As a basic problem of the for statement, consider finding the sum of the integers in the list. For example, if you have a list of integers numL = [5, 8, 9, 1, 2], create a program that calculates the sum and outputs 25. Create a file with the file name 05-03-02.py </ font> in chap05 </ font>, and use the following code Please write.
sum = 0
numL = [5, 8, 9, 1, 2]
for n in numL:
sum += n
print(f'{numL}Sum of list elements of:{sum}')
05-03-02.py Execution result
[Execution result] </ font> Sum of list elements in [5, 8, 9, 1, 2]: 25
First, about ** sum = 0 **. Sum is calculated for this ** sum variable **. However, when ** sum ** suddenly appears, the contents of the ** sum ** variable are unknown. Therefore, initialize it with 0. (At this point ** sum = 0 **)
Next, I am creating a list. ** numL = [5, 8, 9, 1, 2] **.
Then, it starts processing the for statement.
** [1st loop] </ font> ** First, ** numL ** retrieves the 0th element ** 5 ** and assigns it to ** n . And ** sum + = n ** is ["Chapter 02-01"](https://qiita.com/ko0821/items/8355b4e192aa76a0e8ae#%E4%BB%A3%E5%85%A5%E6%BC % 94% E7% AE% 97% E5% AD% 90% E3% 81% AB% E3% 81% A4% E3% 81% 84% E3% 81% A6) This is the assignment operator described above. In other words, " sum + = n " is the same as " sum = sum + n **". Therefore, the result of adding ** 5 ** to ** sum ** is assigned to ** sum **, and the value of the result ** sum ** is ** 5 **. sum = 0 + 5 Then, as it is, it returns to ** for statement **. (At this point ** sum = 5 **)
** [2nd loop] </ font> ** ** numL ** retrieves the first element ** 8 ** and assigns it to ** n **. Then, the result of adding ** 8 ** to ** sum ** is assigned to ** sum **, and the value of the result ** sum ** becomes ** 13 **. sum = 5 + 8 Then, as it is, it returns to ** for statement **. (At this point ** sum = 13 **)
** [3rd loop] </ font> ** ** numL ** retrieves the second element ** 9 ** and assigns it to ** n **. Then, the result of adding ** 9 ** to ** sum ** is assigned to ** sum **, and the value of the result ** sum ** becomes ** 22 **. sum = 13 + 9 Then, as it is, it returns to ** for statement **. (At this point ** sum = 22 **)
** [4th loop] </ font> ** ** numL ** retrieves the third element ** 1 ** and assigns it to ** n **. Then, the result of adding ** 1 ** to ** sum ** is assigned to ** sum **, and the value of the result ** sum ** becomes ** 23 **. sum = 22 + 1 Then, as it is, it returns to ** for statement **. (At this point ** sum = 23 **)
** [5th loop] </ font> ** ** numL ** retrieves the fourth element, ** 2 **, and assigns it to ** n **. Then, the result of adding ** 2 ** to ** sum ** is assigned to ** sum **, and the value of the result ** sum ** becomes ** 25 **. sum = 23 + 2 Then, as it is, it returns to ** for statement **. (At this point ** sum = 25 **)
Then you can get out of the for statement.
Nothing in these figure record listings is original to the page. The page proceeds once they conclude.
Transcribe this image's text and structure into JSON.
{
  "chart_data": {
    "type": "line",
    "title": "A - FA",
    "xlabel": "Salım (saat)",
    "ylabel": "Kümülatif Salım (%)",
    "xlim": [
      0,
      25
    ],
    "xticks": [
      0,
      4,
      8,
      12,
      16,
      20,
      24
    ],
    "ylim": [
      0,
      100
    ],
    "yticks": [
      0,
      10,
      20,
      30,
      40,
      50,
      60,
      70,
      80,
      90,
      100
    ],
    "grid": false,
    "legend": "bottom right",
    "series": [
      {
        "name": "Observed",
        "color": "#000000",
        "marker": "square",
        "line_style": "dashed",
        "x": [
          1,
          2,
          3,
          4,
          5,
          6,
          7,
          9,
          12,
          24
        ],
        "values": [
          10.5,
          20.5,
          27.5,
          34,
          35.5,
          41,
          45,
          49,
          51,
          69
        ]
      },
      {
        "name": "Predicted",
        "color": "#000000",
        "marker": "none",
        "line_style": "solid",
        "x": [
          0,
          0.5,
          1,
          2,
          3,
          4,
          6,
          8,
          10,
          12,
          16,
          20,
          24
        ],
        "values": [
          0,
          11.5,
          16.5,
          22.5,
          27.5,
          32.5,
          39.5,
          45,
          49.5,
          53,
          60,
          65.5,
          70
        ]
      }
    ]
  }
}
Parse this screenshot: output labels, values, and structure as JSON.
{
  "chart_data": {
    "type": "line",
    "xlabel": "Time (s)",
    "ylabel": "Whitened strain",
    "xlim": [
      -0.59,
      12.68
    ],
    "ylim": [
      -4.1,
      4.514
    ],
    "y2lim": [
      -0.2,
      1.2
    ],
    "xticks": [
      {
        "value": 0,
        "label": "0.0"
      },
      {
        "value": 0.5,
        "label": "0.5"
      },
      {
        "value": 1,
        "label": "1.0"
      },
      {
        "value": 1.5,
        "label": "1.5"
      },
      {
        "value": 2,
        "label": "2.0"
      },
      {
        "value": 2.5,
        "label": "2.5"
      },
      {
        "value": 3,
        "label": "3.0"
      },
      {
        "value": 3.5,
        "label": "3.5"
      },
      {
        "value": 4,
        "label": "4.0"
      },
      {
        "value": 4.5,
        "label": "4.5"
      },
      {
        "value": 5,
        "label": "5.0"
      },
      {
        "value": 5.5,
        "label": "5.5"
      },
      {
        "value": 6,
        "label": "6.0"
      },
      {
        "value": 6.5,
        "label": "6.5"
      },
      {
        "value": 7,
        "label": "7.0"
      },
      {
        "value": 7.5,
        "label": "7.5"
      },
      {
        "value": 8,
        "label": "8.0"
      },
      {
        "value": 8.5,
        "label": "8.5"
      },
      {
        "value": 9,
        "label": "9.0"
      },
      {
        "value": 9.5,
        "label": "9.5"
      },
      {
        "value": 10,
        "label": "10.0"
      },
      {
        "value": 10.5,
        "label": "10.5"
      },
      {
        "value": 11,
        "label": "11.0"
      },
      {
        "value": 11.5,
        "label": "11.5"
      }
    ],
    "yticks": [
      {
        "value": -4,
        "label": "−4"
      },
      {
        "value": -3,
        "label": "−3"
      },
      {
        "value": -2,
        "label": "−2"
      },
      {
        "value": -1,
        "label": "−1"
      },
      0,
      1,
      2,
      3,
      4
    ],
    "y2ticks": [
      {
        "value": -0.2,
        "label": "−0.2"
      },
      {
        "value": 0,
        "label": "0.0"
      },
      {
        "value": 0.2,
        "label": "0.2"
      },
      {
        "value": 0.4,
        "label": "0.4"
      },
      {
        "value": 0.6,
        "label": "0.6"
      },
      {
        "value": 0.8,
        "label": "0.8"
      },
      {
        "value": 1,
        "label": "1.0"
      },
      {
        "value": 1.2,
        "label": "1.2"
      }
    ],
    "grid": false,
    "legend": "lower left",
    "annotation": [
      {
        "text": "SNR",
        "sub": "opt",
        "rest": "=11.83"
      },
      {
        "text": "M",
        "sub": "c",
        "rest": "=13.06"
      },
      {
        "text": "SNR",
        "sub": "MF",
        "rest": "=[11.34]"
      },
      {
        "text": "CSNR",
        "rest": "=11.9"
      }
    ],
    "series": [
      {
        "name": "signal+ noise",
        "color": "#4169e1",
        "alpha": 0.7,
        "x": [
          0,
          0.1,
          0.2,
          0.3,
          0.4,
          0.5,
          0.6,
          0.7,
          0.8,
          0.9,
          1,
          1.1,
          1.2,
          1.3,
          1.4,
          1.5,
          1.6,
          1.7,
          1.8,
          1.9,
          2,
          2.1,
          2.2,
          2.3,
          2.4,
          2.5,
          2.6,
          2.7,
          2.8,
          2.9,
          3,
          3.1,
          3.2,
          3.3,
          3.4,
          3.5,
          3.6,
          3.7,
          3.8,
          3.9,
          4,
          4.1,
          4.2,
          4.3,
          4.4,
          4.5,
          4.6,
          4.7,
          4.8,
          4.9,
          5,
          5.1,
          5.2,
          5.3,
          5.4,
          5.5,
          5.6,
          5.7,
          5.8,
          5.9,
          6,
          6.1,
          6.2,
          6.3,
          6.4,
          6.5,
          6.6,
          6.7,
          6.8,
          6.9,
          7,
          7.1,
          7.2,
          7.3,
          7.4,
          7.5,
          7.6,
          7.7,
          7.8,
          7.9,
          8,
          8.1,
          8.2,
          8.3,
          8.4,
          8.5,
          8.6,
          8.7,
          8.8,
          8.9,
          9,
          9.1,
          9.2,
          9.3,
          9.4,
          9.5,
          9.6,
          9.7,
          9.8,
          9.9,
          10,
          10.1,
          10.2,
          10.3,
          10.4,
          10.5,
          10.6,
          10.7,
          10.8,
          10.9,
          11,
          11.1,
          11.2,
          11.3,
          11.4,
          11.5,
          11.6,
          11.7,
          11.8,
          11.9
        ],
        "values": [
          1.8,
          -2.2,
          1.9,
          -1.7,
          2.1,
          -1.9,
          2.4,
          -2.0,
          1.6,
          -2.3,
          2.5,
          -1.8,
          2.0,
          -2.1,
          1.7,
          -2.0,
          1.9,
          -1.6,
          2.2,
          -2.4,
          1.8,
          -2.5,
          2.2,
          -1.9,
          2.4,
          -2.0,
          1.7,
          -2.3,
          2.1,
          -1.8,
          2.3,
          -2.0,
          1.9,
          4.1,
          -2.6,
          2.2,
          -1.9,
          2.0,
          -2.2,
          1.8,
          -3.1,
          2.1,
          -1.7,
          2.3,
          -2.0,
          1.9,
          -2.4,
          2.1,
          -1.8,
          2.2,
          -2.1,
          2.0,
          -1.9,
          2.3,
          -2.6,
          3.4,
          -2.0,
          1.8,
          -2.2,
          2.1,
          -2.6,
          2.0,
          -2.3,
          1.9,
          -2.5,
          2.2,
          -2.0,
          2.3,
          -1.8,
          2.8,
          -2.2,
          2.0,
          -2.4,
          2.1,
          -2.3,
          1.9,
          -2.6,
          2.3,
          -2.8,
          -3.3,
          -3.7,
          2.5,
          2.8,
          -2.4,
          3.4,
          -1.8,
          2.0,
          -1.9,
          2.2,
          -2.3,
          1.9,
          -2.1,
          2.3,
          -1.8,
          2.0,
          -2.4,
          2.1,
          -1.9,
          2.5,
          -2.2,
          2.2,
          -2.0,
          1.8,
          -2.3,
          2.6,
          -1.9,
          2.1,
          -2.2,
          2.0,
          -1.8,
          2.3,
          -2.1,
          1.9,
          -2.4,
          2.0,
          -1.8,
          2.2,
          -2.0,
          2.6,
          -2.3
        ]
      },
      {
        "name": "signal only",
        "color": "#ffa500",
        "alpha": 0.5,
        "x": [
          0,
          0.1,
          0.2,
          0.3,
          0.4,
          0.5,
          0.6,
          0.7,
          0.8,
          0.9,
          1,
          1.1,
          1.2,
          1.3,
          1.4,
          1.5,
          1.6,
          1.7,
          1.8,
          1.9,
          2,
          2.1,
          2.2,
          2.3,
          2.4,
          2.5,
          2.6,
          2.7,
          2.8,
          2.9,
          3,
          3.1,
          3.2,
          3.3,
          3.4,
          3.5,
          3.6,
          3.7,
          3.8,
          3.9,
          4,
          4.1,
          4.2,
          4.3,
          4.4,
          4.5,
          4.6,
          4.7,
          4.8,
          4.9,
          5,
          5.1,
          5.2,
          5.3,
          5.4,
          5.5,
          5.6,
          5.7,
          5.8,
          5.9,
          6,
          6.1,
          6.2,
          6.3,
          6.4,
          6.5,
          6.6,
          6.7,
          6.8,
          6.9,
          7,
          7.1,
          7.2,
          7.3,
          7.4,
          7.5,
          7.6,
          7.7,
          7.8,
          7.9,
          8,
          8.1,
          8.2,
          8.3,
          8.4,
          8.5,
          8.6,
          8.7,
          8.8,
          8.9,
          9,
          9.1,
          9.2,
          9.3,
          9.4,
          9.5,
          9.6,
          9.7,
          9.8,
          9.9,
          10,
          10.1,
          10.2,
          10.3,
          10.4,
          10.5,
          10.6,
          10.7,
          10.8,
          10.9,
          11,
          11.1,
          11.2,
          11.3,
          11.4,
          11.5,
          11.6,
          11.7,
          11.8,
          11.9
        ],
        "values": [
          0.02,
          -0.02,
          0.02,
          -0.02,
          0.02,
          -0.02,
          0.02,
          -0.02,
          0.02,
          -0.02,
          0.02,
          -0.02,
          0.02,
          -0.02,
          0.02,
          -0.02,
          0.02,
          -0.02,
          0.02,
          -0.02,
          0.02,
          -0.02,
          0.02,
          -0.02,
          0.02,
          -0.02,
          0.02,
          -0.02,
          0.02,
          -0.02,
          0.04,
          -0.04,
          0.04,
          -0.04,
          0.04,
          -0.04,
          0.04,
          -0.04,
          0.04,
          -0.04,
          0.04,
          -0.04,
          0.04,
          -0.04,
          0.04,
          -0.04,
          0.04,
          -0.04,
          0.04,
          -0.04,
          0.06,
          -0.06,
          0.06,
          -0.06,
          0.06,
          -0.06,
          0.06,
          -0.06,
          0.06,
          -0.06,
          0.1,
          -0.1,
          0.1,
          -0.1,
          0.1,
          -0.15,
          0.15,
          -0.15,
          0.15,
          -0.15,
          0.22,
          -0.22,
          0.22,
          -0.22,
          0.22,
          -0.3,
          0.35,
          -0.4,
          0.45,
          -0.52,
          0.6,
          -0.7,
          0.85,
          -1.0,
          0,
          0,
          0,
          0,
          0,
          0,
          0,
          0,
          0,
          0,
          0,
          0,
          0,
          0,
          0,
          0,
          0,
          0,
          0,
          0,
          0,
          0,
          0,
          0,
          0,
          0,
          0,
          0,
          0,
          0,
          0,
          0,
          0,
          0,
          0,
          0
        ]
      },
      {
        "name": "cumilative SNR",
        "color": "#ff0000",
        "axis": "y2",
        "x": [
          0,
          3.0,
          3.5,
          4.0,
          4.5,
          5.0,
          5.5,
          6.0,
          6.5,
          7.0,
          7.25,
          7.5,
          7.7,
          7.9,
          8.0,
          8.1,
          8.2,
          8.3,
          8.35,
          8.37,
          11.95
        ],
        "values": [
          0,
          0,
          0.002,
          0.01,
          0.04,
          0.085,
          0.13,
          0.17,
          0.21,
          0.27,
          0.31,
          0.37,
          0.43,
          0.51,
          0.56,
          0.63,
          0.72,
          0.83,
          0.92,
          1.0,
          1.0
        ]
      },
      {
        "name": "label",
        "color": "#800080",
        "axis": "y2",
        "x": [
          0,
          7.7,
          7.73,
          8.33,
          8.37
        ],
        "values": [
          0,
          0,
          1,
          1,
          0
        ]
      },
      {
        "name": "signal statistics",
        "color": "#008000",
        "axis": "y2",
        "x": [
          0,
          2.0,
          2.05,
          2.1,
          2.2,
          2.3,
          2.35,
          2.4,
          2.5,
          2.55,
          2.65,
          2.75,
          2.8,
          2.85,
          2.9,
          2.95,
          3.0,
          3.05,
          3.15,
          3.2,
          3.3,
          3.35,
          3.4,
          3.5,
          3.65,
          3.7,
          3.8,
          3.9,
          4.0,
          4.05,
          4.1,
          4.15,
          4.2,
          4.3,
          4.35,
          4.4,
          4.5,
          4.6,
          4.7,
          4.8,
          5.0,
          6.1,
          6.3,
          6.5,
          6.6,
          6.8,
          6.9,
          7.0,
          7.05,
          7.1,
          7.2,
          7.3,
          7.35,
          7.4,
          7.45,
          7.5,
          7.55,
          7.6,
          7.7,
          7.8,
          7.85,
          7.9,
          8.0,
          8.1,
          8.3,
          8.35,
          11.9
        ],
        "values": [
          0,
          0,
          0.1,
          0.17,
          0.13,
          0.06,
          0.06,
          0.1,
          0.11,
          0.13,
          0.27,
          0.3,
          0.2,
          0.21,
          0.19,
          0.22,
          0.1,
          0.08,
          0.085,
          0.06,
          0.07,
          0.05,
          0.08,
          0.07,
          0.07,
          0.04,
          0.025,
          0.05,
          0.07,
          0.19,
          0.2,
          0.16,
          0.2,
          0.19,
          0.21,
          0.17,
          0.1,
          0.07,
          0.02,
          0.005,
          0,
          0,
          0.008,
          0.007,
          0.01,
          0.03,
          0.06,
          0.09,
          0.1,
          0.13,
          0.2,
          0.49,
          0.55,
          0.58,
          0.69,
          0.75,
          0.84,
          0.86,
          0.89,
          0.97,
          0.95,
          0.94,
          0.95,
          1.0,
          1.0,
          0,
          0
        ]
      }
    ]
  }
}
The result is output as ** 25 **.
We have prepared exercises. Please try to solve it. In addition, please use the file name specified in [] and create it in chap05 </ font>. You can specify any variable name you like. [05-03-p1.py] [1] Set the list of numL = [3, 5, 6, 10, 7, 8] and create a program to calculate the average value. [05-03-p2.py] [2] Set the list of numL = [3, 5, 6, 10, 7, 8] and create a program that outputs only odd numbers. (Hint: use if statement)
Repeat is a program that appears everywhere like the if statement. Especially in the Information-Technology Engineers Examination, algorithm-related problems will always appear, so be sure to keep them in mind.